Alex Boogers, Onder een hemel van sproeten, 2017:199
– Ja, maar het moet toch ook een plek krijgen! Gesteld dat ik met vage klachten over sombere gevoelens naar een therapeut ga, en die therapeut zegt dat ik eigenlijk een burn-out heb, dan is dat toch op een of andere manier ook een opluchting, dat ik werkelijk iets heb. Dan hoor ik in een vakje.
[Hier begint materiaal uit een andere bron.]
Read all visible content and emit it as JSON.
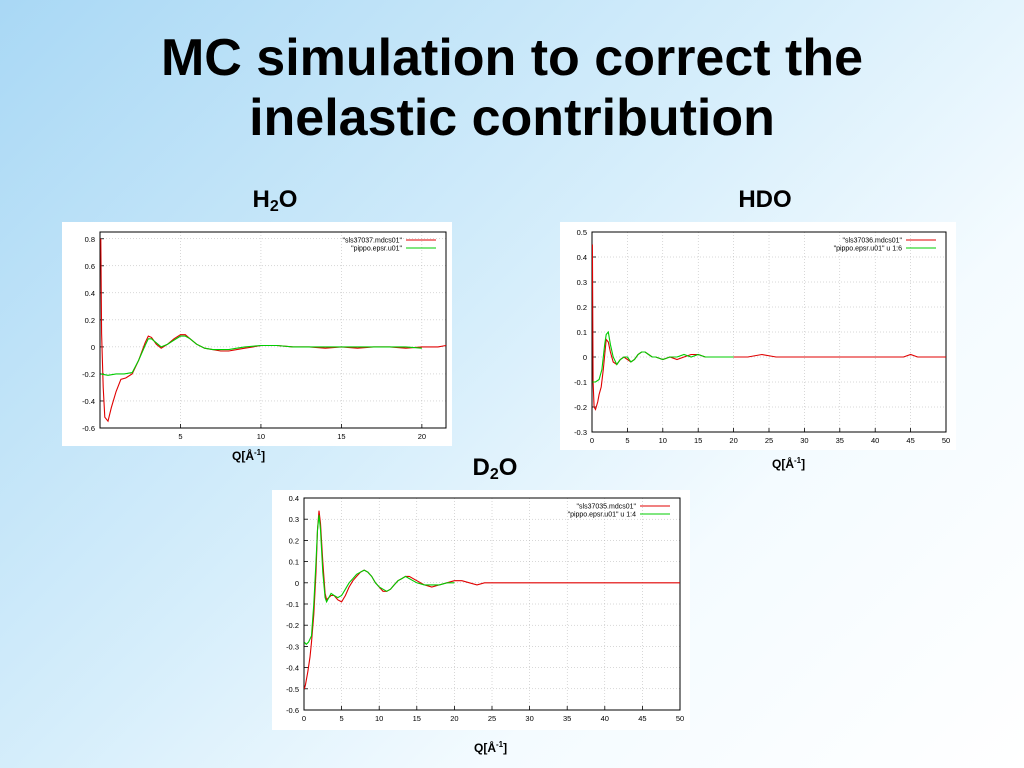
{
  "slide": {
    "title_line1": "MC  simulation to correct the",
    "title_line2": "inelastic contribution"
  },
  "colors": {
    "series1": "#e00000",
    "series2": "#00cc00",
    "axis": "#000000",
    "grid": "#b0b0b0"
  },
  "chart_data": [
    {
      "id": "h2o",
      "type": "line",
      "label_main": "H",
      "label_sub": "2",
      "label_tail": "O",
      "xlabel": "Q[Å-1]",
      "xlabel_main": "Q[Å",
      "xlabel_sup": "-1",
      "xlabel_tail": "]",
      "xlim": [
        0,
        21.5
      ],
      "ylim": [
        -0.6,
        0.85
      ],
      "xticks": [
        5,
        10,
        15,
        20
      ],
      "yticks": [
        -0.6,
        -0.4,
        -0.2,
        0,
        0.2,
        0.4,
        0.6,
        0.8
      ],
      "ytick_labels": [
        "-0.6",
        "-0.4",
        "-0.2",
        "0",
        "0.2",
        "0.4",
        "0.6",
        "0.8"
      ],
      "grid": true,
      "legend_position": "top-right",
      "series": [
        {
          "name": "\"sls37037.mdcs01\"",
          "x": [
            0.05,
            0.1,
            0.2,
            0.3,
            0.5,
            0.7,
            1.0,
            1.3,
            1.6,
            2.0,
            2.4,
            2.8,
            3.0,
            3.2,
            3.5,
            3.8,
            4.2,
            4.6,
            5.0,
            5.3,
            5.6,
            6.0,
            6.5,
            7.0,
            7.5,
            8.0,
            8.5,
            9.0,
            9.5,
            10,
            11,
            12,
            13,
            14,
            15,
            16,
            17,
            18,
            19,
            20,
            21,
            21.5
          ],
          "y": [
            0.8,
            0.1,
            -0.3,
            -0.52,
            -0.55,
            -0.45,
            -0.33,
            -0.24,
            -0.23,
            -0.2,
            -0.1,
            0.03,
            0.08,
            0.07,
            0.02,
            -0.01,
            0.02,
            0.06,
            0.09,
            0.09,
            0.06,
            0.02,
            -0.01,
            -0.02,
            -0.03,
            -0.03,
            -0.02,
            -0.01,
            0.0,
            0.01,
            0.01,
            0.0,
            0.0,
            -0.01,
            0.0,
            -0.01,
            0.0,
            0.0,
            -0.01,
            0.0,
            0.0,
            0.01
          ]
        },
        {
          "name": "\"pippo.epsr.u01\"",
          "x": [
            0.05,
            0.5,
            1.0,
            1.5,
            2.0,
            2.4,
            2.8,
            3.0,
            3.2,
            3.5,
            3.8,
            4.2,
            4.6,
            5.0,
            5.3,
            5.6,
            6.0,
            6.5,
            7.0,
            7.5,
            8.0,
            8.5,
            9.0,
            10,
            11,
            12,
            13,
            14,
            15,
            16,
            17,
            18,
            19,
            20
          ],
          "y": [
            -0.2,
            -0.21,
            -0.2,
            -0.2,
            -0.19,
            -0.1,
            0.01,
            0.06,
            0.06,
            0.03,
            0.0,
            0.02,
            0.05,
            0.08,
            0.08,
            0.06,
            0.02,
            -0.01,
            -0.02,
            -0.02,
            -0.02,
            -0.01,
            0.0,
            0.01,
            0.01,
            0.0,
            0.0,
            0.0,
            0.0,
            0.0,
            0.0,
            0.0,
            0.0,
            -0.01
          ]
        }
      ]
    },
    {
      "id": "hdo",
      "type": "line",
      "label_main": "HDO",
      "label_sub": "",
      "label_tail": "",
      "xlabel": "Q[Å-1]",
      "xlabel_main": "Q[Å",
      "xlabel_sup": "-1",
      "xlabel_tail": "]",
      "xlim": [
        0,
        50
      ],
      "ylim": [
        -0.3,
        0.5
      ],
      "xticks": [
        0,
        5,
        10,
        15,
        20,
        25,
        30,
        35,
        40,
        45,
        50
      ],
      "yticks": [
        -0.3,
        -0.2,
        -0.1,
        0,
        0.1,
        0.2,
        0.3,
        0.4,
        0.5
      ],
      "ytick_labels": [
        "-0.3",
        "-0.2",
        "-0.1",
        "0",
        "0.1",
        "0.2",
        "0.3",
        "0.4",
        "0.5"
      ],
      "grid": true,
      "legend_position": "top-right",
      "series": [
        {
          "name": "\"sls37036.mdcs01\"",
          "x": [
            0.05,
            0.15,
            0.3,
            0.5,
            0.8,
            1.0,
            1.3,
            1.6,
            2.0,
            2.3,
            2.6,
            3.0,
            3.5,
            4.0,
            4.5,
            5.0,
            5.5,
            6.0,
            6.5,
            7.0,
            7.5,
            8.0,
            8.5,
            9.0,
            10,
            11,
            12,
            13,
            14,
            15,
            16,
            17,
            18,
            19,
            20,
            22,
            24,
            26,
            28,
            30,
            32,
            34,
            36,
            38,
            40,
            42,
            44,
            45,
            46,
            48,
            50
          ],
          "y": [
            0.45,
            -0.1,
            -0.2,
            -0.21,
            -0.18,
            -0.15,
            -0.12,
            -0.05,
            0.07,
            0.06,
            0.02,
            -0.02,
            -0.03,
            -0.01,
            0.0,
            -0.01,
            -0.02,
            -0.01,
            0.01,
            0.02,
            0.02,
            0.01,
            0.0,
            0.0,
            -0.01,
            0.0,
            -0.01,
            0.0,
            0.01,
            0.01,
            0.0,
            0.0,
            0.0,
            0.0,
            0.0,
            0.0,
            0.01,
            0.0,
            0.0,
            0.0,
            0.0,
            0.0,
            0.0,
            0.0,
            0.0,
            0.0,
            0.0,
            0.01,
            0.0,
            0.0,
            0.0
          ]
        },
        {
          "name": "\"pippo.epsr.u01\" u 1:6",
          "x": [
            0.05,
            0.5,
            1.0,
            1.4,
            1.8,
            2.0,
            2.3,
            2.6,
            3.0,
            3.5,
            4.0,
            4.5,
            5.0,
            5.5,
            6.0,
            6.5,
            7.0,
            7.5,
            8.0,
            8.5,
            9.0,
            10,
            11,
            12,
            13,
            14,
            15,
            16,
            17,
            18,
            19,
            20
          ],
          "y": [
            -0.1,
            -0.1,
            -0.09,
            -0.05,
            0.05,
            0.09,
            0.1,
            0.05,
            0.0,
            -0.03,
            -0.01,
            0.0,
            0.0,
            -0.02,
            -0.01,
            0.01,
            0.02,
            0.02,
            0.01,
            0.0,
            0.0,
            -0.01,
            0.0,
            0.0,
            0.01,
            0.0,
            0.01,
            0.0,
            0.0,
            0.0,
            0.0,
            0.0
          ]
        }
      ]
    },
    {
      "id": "d2o",
      "type": "line",
      "label_main": "D",
      "label_sub": "2",
      "label_tail": "O",
      "xlabel": "Q[Å-1]",
      "xlabel_main": "Q[Å",
      "xlabel_sup": "-1",
      "xlabel_tail": "]",
      "xlim": [
        0,
        50
      ],
      "ylim": [
        -0.6,
        0.4
      ],
      "xticks": [
        0,
        5,
        10,
        15,
        20,
        25,
        30,
        35,
        40,
        45,
        50
      ],
      "yticks": [
        -0.6,
        -0.5,
        -0.4,
        -0.3,
        -0.2,
        -0.1,
        0,
        0.1,
        0.2,
        0.3,
        0.4
      ],
      "ytick_labels": [
        "-0.6",
        "-0.5",
        "-0.4",
        "-0.3",
        "-0.2",
        "-0.1",
        "0",
        "0.1",
        "0.2",
        "0.3",
        "0.4"
      ],
      "grid": true,
      "legend_position": "top-right",
      "series": [
        {
          "name": "\"sls37035.mdcs01\"",
          "x": [
            0.05,
            0.2,
            0.5,
            0.8,
            1.0,
            1.3,
            1.6,
            1.8,
            2.0,
            2.2,
            2.5,
            2.8,
            3.0,
            3.3,
            3.6,
            4.0,
            4.5,
            5.0,
            5.5,
            6.0,
            6.5,
            7.0,
            7.5,
            8.0,
            8.5,
            9.0,
            9.5,
            10,
            10.5,
            11,
            11.5,
            12,
            12.5,
            13,
            13.5,
            14,
            15,
            16,
            17,
            18,
            19,
            20,
            21,
            22,
            23,
            24,
            26,
            28,
            30,
            32,
            34,
            36,
            38,
            40,
            42,
            44,
            46,
            48,
            50
          ],
          "y": [
            -0.5,
            -0.48,
            -0.42,
            -0.35,
            -0.28,
            -0.15,
            0.05,
            0.25,
            0.34,
            0.28,
            0.1,
            -0.05,
            -0.08,
            -0.07,
            -0.06,
            -0.06,
            -0.08,
            -0.09,
            -0.06,
            -0.02,
            0.01,
            0.03,
            0.05,
            0.06,
            0.05,
            0.03,
            0.0,
            -0.02,
            -0.04,
            -0.04,
            -0.03,
            -0.01,
            0.01,
            0.02,
            0.03,
            0.03,
            0.01,
            -0.01,
            -0.02,
            -0.01,
            0.0,
            0.01,
            0.01,
            0.0,
            -0.01,
            0.0,
            0.0,
            0.0,
            0.0,
            0.0,
            0.0,
            0.0,
            0.0,
            0.0,
            0.0,
            0.0,
            0.0,
            0.0,
            0.0
          ]
        },
        {
          "name": "\"pippo.epsr.u01\" u 1:4",
          "x": [
            0.05,
            0.3,
            0.6,
            1.0,
            1.3,
            1.6,
            1.8,
            2.0,
            2.2,
            2.5,
            2.8,
            3.0,
            3.3,
            3.6,
            4.0,
            4.5,
            5.0,
            5.5,
            6.0,
            6.5,
            7.0,
            7.5,
            8.0,
            8.5,
            9.0,
            9.5,
            10,
            10.5,
            11,
            11.5,
            12,
            12.5,
            13,
            13.5,
            14,
            15,
            16,
            17,
            18,
            19,
            20
          ],
          "y": [
            -0.28,
            -0.29,
            -0.28,
            -0.25,
            -0.1,
            0.1,
            0.25,
            0.32,
            0.25,
            0.05,
            -0.07,
            -0.09,
            -0.07,
            -0.05,
            -0.06,
            -0.07,
            -0.06,
            -0.03,
            0.0,
            0.02,
            0.04,
            0.05,
            0.06,
            0.05,
            0.03,
            0.0,
            -0.02,
            -0.03,
            -0.04,
            -0.03,
            -0.01,
            0.01,
            0.02,
            0.03,
            0.02,
            0.0,
            -0.01,
            -0.01,
            -0.01,
            0.0,
            0.0
          ]
        }
      ]
    }
  ]
}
– Dat mag zo zijn. Maar de stelling waarmee dit gesprek begon, zegt nu juist, dat je je niet te snel in een vakje moet laten stoppen, dat je je niet moet verkopen aan een label als ‘burn-out’. Er is altijd meer dan de betekenis van dat ene woord dat je kiest. Altijd bestaat het gevaar om je aan de te gebruiken betekenis te verkopen.
Deze serie verschijnt op maandag, donderdag en zaterdag in de zomermaanden. Commentaar is uiteraard bijzonder welkom. Reacties worden verwerkt in een mogelijk vervolg op deze serie
Ina A. Tanahatoe-Siepman zegt
L.S.
De taalfilosofische gesprekken van gisteren (Het onbenoembare benoemen?) en vandaag (Jezelf verkopen aan woorden) brengen mij de roman ‘De paradox van geluk’ (2018) van Aminatta Forna in gedachten. Mijns inziens is zij er in geslaagd het onbenoembare in woorden te vatten en geen enkel mens in haar boek ‘in een vakje te stoppen’.
De roman (oorspronkelijke titel ‘Happiness’) is heel mooi vertaald door Aleid van Eekelen-Benders en Marielle Duindam. Zij slaagden er in (ook weer mijns inziens) het ‘numineuze’ en het ‘ingenium’ van elk mens te behouden. Dank voor de mooie gesprekken!